TSS, Inc. (NASDAQ:TSSI) provides data-center services, rack and systems integration, procurement, deployment, configuration management, and modular data-center solutions for AI, high-performance computing, and digital infrastructure customers.
9. Graham Corporation (NYSE:GHM)
Number of Hedge Funds: 17
Graham Corporation (NYSE:GHM) is one of the best small-cap data center cooling stocks to Buy. On June 8, Graham reported fiscal fourth-quarter net sales of $67.1 million, up 13%, and full-year net sales of $245.3 million, up 17%. The more relevant point for a data-center cooling screen is not a direct hyperscale contract, but the company’s position in mission-critical fluid and heat-transfer equipment, a layer that sits close to the thermal-management problem as AI facilities move toward higher-density racks, warm-water loops, and more complex heat rejection.

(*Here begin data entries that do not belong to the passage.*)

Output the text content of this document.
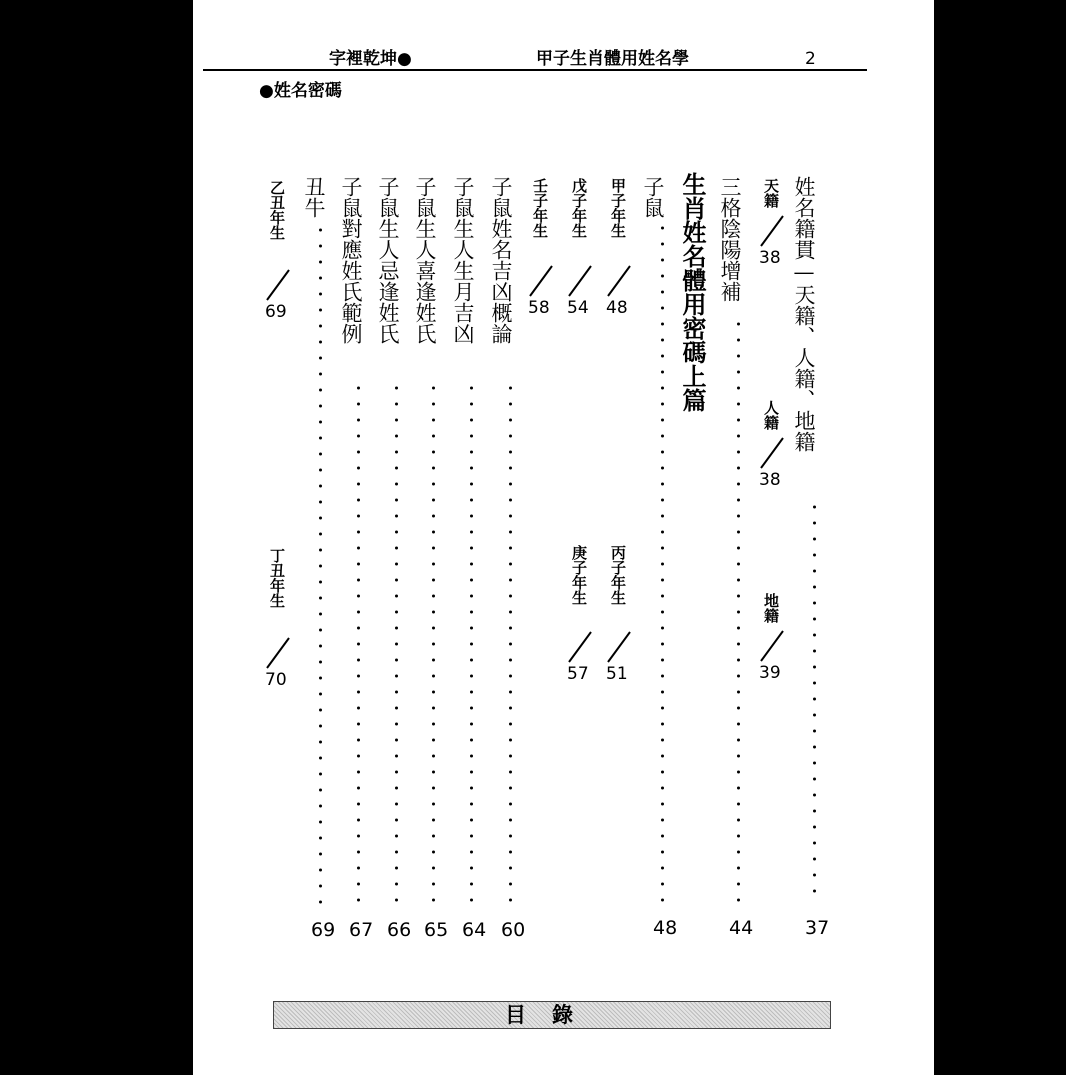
字裡乾坤●	甲子生肖體用姓名學	2
●姓名密碼
姓名籍貫—天籍、人籍、地籍
37
天籍
38
人籍
38
地籍
39
三格陰陽增補
44
生肖姓名體用密碼上篇
子鼠
48
甲子年生
48
丙子年生
51
戊子年生
54
庚子年生
57
壬子年生
58
子鼠姓名吉凶概論
60
子鼠生人生月吉凶
64
子鼠生人喜逢姓氏
65
子鼠生人忌逢姓氏
66
子鼠對應姓氏範例
67
丑牛
69
乙丑年生
69
丁丑年生
70
目錄
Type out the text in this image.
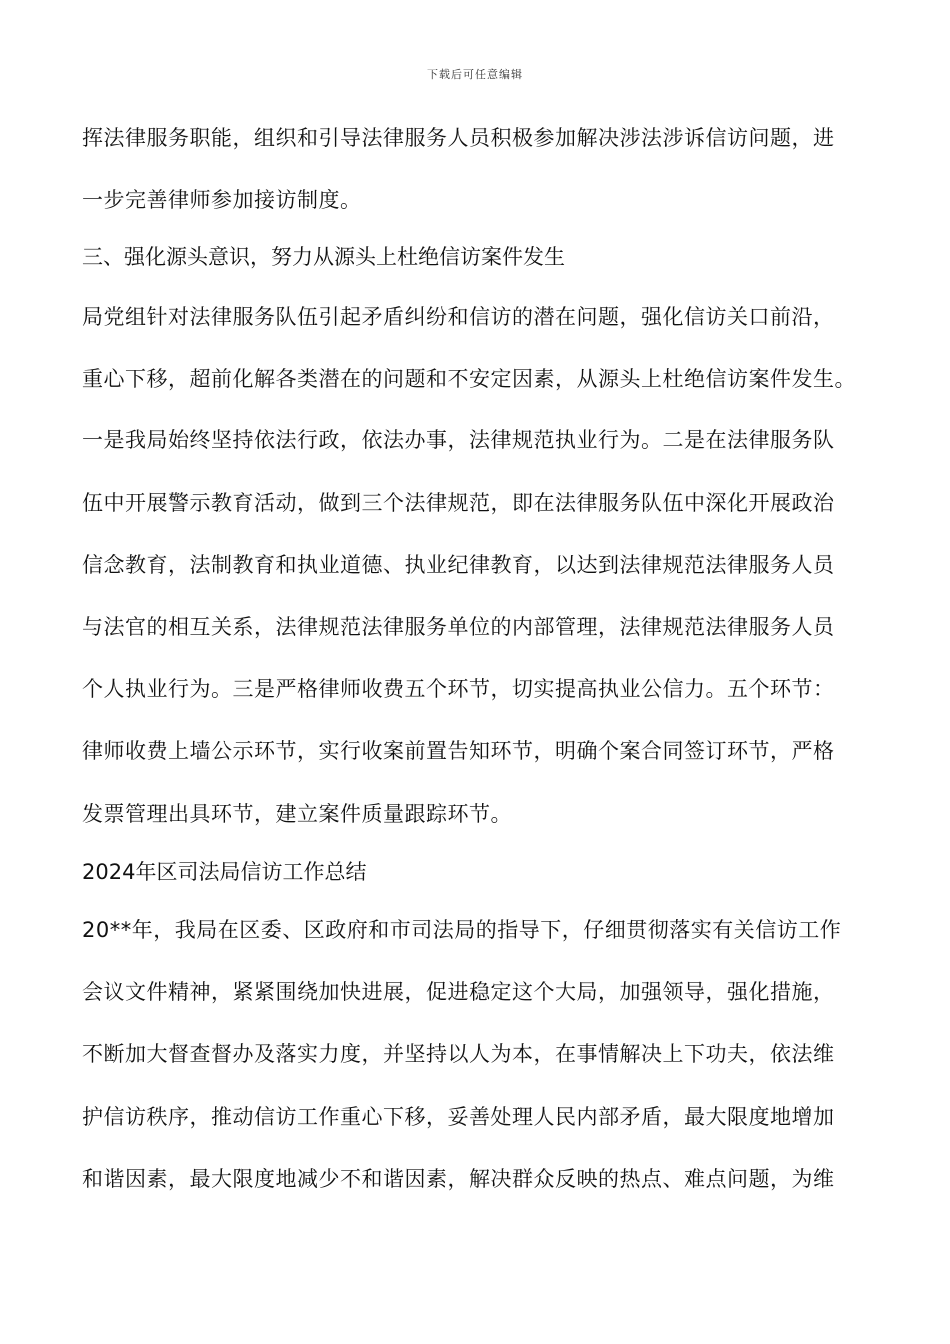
下载后可任意编辑
挥法律服务职能，组织和引导法律服务人员积极参加解决涉法涉诉信访问题，进
一步完善律师参加接访制度。
三、强化源头意识，努力从源头上杜绝信访案件发生
局党组针对法律服务队伍引起矛盾纠纷和信访的潜在问题，强化信访关口前沿，
重心下移，超前化解各类潜在的问题和不安定因素，从源头上杜绝信访案件发生。
一是我局始终坚持依法行政，依法办事，法律规范执业行为。二是在法律服务队
伍中开展警示教育活动，做到三个法律规范，即在法律服务队伍中深化开展政治
信念教育，法制教育和执业道德、执业纪律教育，以达到法律规范法律服务人员
与法官的相互关系，法律规范法律服务单位的内部管理，法律规范法律服务人员
个人执业行为。三是严格律师收费五个环节，切实提高执业公信力。五个环节：
律师收费上墙公示环节，实行收案前置告知环节，明确个案合同签订环节，严格
发票管理出具环节，建立案件质量跟踪环节。
2024年区司法局信访工作总结
20**年，我局在区委、区政府和市司法局的指导下，仔细贯彻落实有关信访工作
会议文件精神，紧紧围绕加快进展，促进稳定这个大局，加强领导，强化措施，
不断加大督查督办及落实力度，并坚持以人为本，在事情解决上下功夫，依法维
护信访秩序，推动信访工作重心下移，妥善处理人民内部矛盾，最大限度地增加
和谐因素，最大限度地减少不和谐因素，解决群众反映的热点、难点问题，为维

Graham ended fiscal 2026 with a record backlog of $532.6 million, up 29%, and record full-year orders of $359.4 million, giving the business a healthier demand base than a narrow cooling concept stock. Management also said capital spending focused on capability and capacity expansion, automation, productivity improvements, and advanced manufacturing, which is relevant for customized engineered systems. The stock fits the list as a selective thermal-infrastructure play, not as a pure liquid-cooling vendor.
Graham Corporation (NYSE:GHM) designs and manufactures mission-critical fluid, power, heat transfer, vacuum, and advanced mixing technologies for the defense, energy, process, and space markets.